Friday, August 9, 2024

The resurrection of Simone Biles



Simone Biles, during one of her exercises in the team final.FRANCISCO SECO


PARIS 2024

The resurrection of Simone Biles

The gymnast is once again the star of the U.S. team and of the Olympic Games. She is back and will end her journey in the world of sports only when she decides to

Paloma del Río
31 July 2024

By now, everything has already been said about Simone Biles. That she was born into a broken home, that it was her grandfather who, with his second wife, adopted Simone and her sister Adria, and that she grew up happy and athletic doing gymnastics from the age of six. She joined the national team very early on due to her talent and began to stand out in “minor” competitions until she was old enough to be part of the U.S. senior team. The coach at the time, Martha Karoly (wife of Bela Karoly, coach and discoverer of Nadia Comaneci and Mary Lou Retton) included her in the national team for the 2014 World Championships in Antwerp, and at the age of 16 she was proclaimed world champion, a title she has won six times. She has won 30 medals at World Championships, of which 23 are gold, far surpassing the second gymnast with the most medals, Vitaly Sherbo, an Olympic champion in Barcelona 92. She was champion of the United States on nine occasions. And she arrived in Paris with seven Olympic medals, tied with Shannon Miller. 

These are all numbers and statistics, but what makes Simone stand out is her human journey. Achieving sporting success means that you have the physical and mental conditions to submit to a level of stress above average, and to perform to a gymnastic level that is superior to that of others. And Biles has all of that.

After the 2016 Rio Games, with four golds and one silver under her belt, Simone decided to take a break from the sport and slow down her competition. Meanwhile, a scandal broke out at the United States Gymnastics Federation: a group of gymnasts denounced the abuse they had suffered for years at the hands of the team’s doctor, Larry Nassar. It was revealed that they had filed complaints and that both coaches, the Karoly couple, and federation leaders had ignored, if not silenced, these abuses. Two gymnasts first filed complaints and more than 260 ended up joining the cause.

During the court hearings, it became evident that the Federation had been aware of this behavior since at least 2015. And that it did nothing to stop it. Nor did it do anything to stop the abusive treatment that the Karolys doled out to the gymnasts in their training center, which had been converted into the national team’s gym.

In 2018, Nassar was convicted and the sum of the years he was sentenced to will keep him in prison for life. The Federation lost many sponsors for turning a blind eye to this behavior; the team of coaches who knew what was happening and did nothing was fired. The Federation began to renew itself with coaches who are morally involved in ensuring the sport remains free of sexual abuse and inappropriate behavior.

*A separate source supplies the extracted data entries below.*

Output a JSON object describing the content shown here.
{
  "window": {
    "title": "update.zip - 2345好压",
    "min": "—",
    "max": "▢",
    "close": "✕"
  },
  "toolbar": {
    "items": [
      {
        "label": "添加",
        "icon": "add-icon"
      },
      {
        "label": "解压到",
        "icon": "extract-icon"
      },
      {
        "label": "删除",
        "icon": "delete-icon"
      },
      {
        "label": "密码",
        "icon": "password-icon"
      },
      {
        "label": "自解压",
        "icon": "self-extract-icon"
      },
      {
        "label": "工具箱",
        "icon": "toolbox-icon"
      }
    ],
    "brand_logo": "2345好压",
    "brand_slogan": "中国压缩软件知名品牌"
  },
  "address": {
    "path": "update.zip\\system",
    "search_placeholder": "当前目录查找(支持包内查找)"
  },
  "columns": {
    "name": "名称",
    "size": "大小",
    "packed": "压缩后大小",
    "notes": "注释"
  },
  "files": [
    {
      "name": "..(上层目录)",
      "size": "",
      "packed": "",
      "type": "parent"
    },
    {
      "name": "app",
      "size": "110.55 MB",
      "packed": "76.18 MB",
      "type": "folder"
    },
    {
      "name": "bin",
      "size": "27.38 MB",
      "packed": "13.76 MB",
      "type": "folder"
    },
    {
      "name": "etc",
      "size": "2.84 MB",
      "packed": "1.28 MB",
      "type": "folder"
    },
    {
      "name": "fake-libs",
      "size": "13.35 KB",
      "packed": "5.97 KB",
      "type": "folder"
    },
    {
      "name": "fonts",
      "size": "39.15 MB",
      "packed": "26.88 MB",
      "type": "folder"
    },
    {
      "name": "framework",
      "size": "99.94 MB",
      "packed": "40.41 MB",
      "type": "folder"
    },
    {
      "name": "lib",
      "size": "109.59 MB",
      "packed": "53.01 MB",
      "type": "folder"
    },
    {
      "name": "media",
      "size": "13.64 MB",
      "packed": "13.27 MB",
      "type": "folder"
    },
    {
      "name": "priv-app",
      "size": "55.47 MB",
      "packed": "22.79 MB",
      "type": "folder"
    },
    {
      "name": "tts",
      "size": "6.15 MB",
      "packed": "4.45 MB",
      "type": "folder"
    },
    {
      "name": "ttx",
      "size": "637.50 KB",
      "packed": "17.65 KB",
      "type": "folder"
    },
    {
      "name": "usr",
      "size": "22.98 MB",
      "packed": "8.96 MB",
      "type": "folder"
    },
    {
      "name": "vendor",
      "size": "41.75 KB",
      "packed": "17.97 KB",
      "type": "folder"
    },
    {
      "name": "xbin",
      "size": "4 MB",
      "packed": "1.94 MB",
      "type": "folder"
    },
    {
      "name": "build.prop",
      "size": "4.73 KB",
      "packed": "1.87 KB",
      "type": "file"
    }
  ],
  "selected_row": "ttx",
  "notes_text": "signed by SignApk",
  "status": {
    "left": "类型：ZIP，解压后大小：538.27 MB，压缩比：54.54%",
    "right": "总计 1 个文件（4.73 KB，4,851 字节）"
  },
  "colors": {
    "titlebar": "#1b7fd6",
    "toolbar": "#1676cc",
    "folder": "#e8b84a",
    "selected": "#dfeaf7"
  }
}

The brave gymnasts who stepped up were compensated. With all that baggage, Simone Biles showed up at the Tokyo Games, delayed a year by the Covid pandemic and held in exceptional circumstances: without an audience, without family members to support her. The athletes were all alone.

Her technical and gymnastic ability was fully demonstrated. A gymnast does not have five moves named after her in the Code of Points, gymnastics’ scoring system, if it is not due to their extreme difficulty. And in the women’s artistic gymnastics we find four Biles: two on vault and two on floor exercises: One of the latter, which she also used as an exit from the balance beam, is so difficult that the technical committee of the women’s artistic gymnastics asked her not to repeat it, but to “simplify” it to avoid accidents. Biles now does it with a double-twisting, single somersault instead of a double. A degree of difficulty that many male gymnasts do not dare attempt.

And then Biles exploded. She was the big favorite to win multiple gold medals, but at the team final she couldn’t do any more. In the vault rotation she simplified the somersault. “What’s going on here?” we thought. Immediately, we saw Simone talking to her coaches, we saw her get dressed and sit down to wait. And she didn’t compete again until the balance beam final.

Gymnasts are known for having aerospace control of their body during their somersaults and jumps. They know perfectly well where their body is in the air and where the ceiling and the floor are located. And Simone had lost that ability to track her position. It’s called the “twisties”: without body control, your balance suffers and falls and injuries can occur.

Biles immediately realized that the mind-body connection was not working and she took a break. There were many people who did not understand it. But she, her family, the world of gymnastics, did. And she made a very good decision: she put her own physical and mental health above Olympic glory.

After returning from Tokyo, she took a break to recover and did not return to gymnastics until 2023. Today, she is once again the star of the team and of the Games.

The team has already won gold, and she has qualified for the individual all-around final and and the finals for vault, balance beam and floor exercise. She can take home five more Olympic medals from Paris, adding to the seven she already had.

She has acquired a new move that bears her name and has once again been the center of attention at the Games. Simone Biles is back and will end her journey whenever she decides to. At this point, no one questions her decisions. She is, without a doubt, the greatest of all time.